An expectant mother in Scotland fears a botched tummy tuck two years ago has put her unborn baby at risk after learning that the complications have left her prone to infection. Kerrie Wilkes, 27, told SWNS she wanted to be “Insta perfect” when she elected to have the procedure done in Poland and knew right away it was the wrong move.
“The surgery was horrible,” Wilkes, who is expecting her first child in April, told SWNS. “The building I was getting my surgery in was in a business park. I didn’t think about it because I wanted it done so badly. I woke up and thought, ‘What have I done?’”
Wilkes claims she was immediately sick and in immense pain but was given no medicine or intravenous fluid. She claims when she got back to Scotland she went straight to the hospital, where she was diagnosed with sepsis and told her belly button would have to be reconstructed due to the infection.
“I didn’t even think I could have children after the infection because it was so bad,” she told SWNS. “Because the infection began in my stomach through my belly button, my belly button opened up and I had to have a new one constructed.”
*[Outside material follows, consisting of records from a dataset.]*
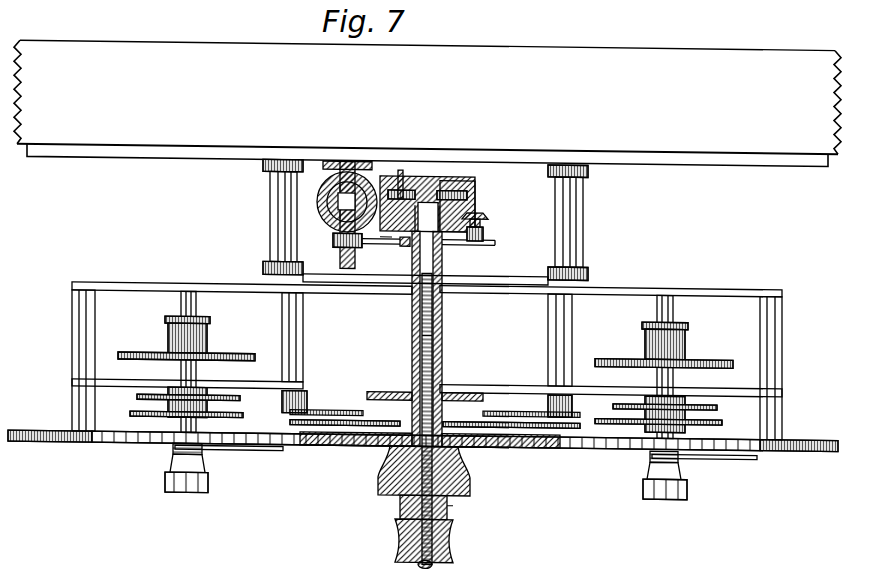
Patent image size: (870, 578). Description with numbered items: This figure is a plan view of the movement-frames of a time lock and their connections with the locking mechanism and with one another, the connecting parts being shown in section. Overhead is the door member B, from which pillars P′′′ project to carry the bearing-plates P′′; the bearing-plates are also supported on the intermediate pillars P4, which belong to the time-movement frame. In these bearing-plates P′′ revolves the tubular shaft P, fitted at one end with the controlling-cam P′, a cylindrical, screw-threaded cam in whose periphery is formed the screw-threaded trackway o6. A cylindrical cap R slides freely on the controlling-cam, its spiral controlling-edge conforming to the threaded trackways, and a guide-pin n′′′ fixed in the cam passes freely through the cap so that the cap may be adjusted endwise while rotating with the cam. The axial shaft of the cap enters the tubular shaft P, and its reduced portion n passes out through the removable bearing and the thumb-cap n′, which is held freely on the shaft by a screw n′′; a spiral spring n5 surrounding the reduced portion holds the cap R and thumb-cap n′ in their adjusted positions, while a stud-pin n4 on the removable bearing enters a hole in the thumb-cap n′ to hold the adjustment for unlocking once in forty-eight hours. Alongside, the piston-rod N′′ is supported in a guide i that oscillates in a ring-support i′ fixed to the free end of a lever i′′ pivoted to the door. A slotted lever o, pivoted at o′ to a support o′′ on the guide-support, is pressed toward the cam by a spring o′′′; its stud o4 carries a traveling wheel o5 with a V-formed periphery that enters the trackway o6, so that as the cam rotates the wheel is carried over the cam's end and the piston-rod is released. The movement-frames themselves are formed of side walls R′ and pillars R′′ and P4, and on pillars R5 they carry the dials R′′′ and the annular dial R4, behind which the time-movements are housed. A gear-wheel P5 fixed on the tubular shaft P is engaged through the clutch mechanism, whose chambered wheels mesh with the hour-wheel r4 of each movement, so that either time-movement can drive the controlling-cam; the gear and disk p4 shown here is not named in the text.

The beam B is at (427, 103).
The guide i is at (339, 225).
The ring-support i′ is at (338, 197).
The lever i′′ is at (328, 165).
The piston-rod N′′ is at (347, 202).
The cylindrical cap R is at (427, 196).
The controlling-cam P′ is at (476, 200).
The guide-pin n′′′ is at (455, 258).
The tubular shaft P is at (433, 326).
The reduced portion of the shaft n is at (421, 327).
The spiral spring n5 is at (434, 351).
The support o′′ is at (332, 238).
The pivot o′ is at (378, 240).
The spring o′′′ is at (404, 242).
The screw-threaded trackway o6 is at (382, 230).
The slotted lever o is at (487, 238).
The stud o4 is at (484, 228).
The traveling wheel o5 is at (489, 210).
The pillars P′′′ is at (428, 220).
The bearing-plates P′′ is at (425, 335).
The side walls R′ is at (427, 337).
The pillars R5 is at (72, 410).
The pillars R′′ is at (425, 364).
The intermediate pillars P4 is at (427, 339).
The gear-wheel P5 is at (425, 406).
The gear and disk p4 is at (129, 412).
The hour-wheel r4 is at (722, 413).
The dials R′′′ is at (423, 466).
The dial R4 is at (435, 444).
The thumb-cap n′ is at (440, 494).
The stud-pin n4 is at (457, 511).
The screw n′′ is at (424, 569).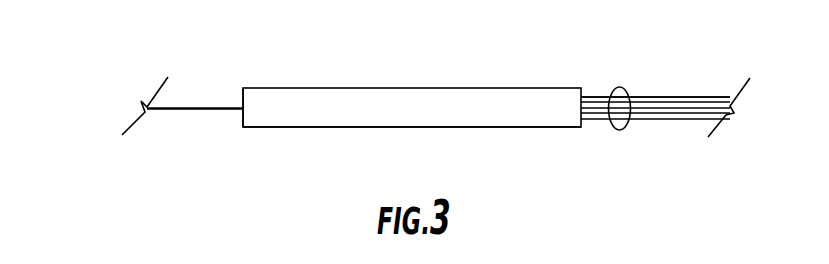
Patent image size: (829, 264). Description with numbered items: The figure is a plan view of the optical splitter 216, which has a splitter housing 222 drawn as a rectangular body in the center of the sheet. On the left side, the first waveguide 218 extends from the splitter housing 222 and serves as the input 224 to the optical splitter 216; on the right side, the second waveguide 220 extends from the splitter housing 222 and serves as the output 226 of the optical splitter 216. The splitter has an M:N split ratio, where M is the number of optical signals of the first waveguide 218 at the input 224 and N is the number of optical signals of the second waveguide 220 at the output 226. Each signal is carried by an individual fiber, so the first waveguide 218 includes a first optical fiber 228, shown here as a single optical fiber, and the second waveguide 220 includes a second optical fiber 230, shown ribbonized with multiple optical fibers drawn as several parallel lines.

Wilkes claims her doctors have warned that it could re-open again before she gives birth, adding that the surgery she thought would “be the best thing ever,” has “ruined my life.”
“People have to stop going abroad for plastic surgery, and it would mean the world to me if it was out more,” she told SWNS. “I hate the thought of someone getting surgery.”
She said that her ordeal has taught her to appreciate herself more than ever.
“I just want to have a healthy birth, and if my baby survives this I’ll be so happy again,” she told the news outlet.
The NHS has warned against seeking plastic surgery procedures abroad following the deaths of many patients. While the cost may be less than what is found in the U.K., the risks may outweigh the benefits.
“If you have complications after an operation in the U.K., it’s the surgeon’s responsibility to provide follow-up treatment,” the NHS said on its website. “Overseas clinics may not provide follow-up treatment, or they may not provide it to the same standard as in the U.K. Also they may not have a health care professional in the U.K. you can go to if you have any problems.”
Such was the case with Wilkes, who said she has had to rely on her local doctors to try to fix her complications, including a recent infection she contracted while pregnant.
“If you do want surgery I recommend only Ross Hall, the Nuffield, or an NHS doctor,” Wilkes told SWNS. “You need to go to someone that you trust.”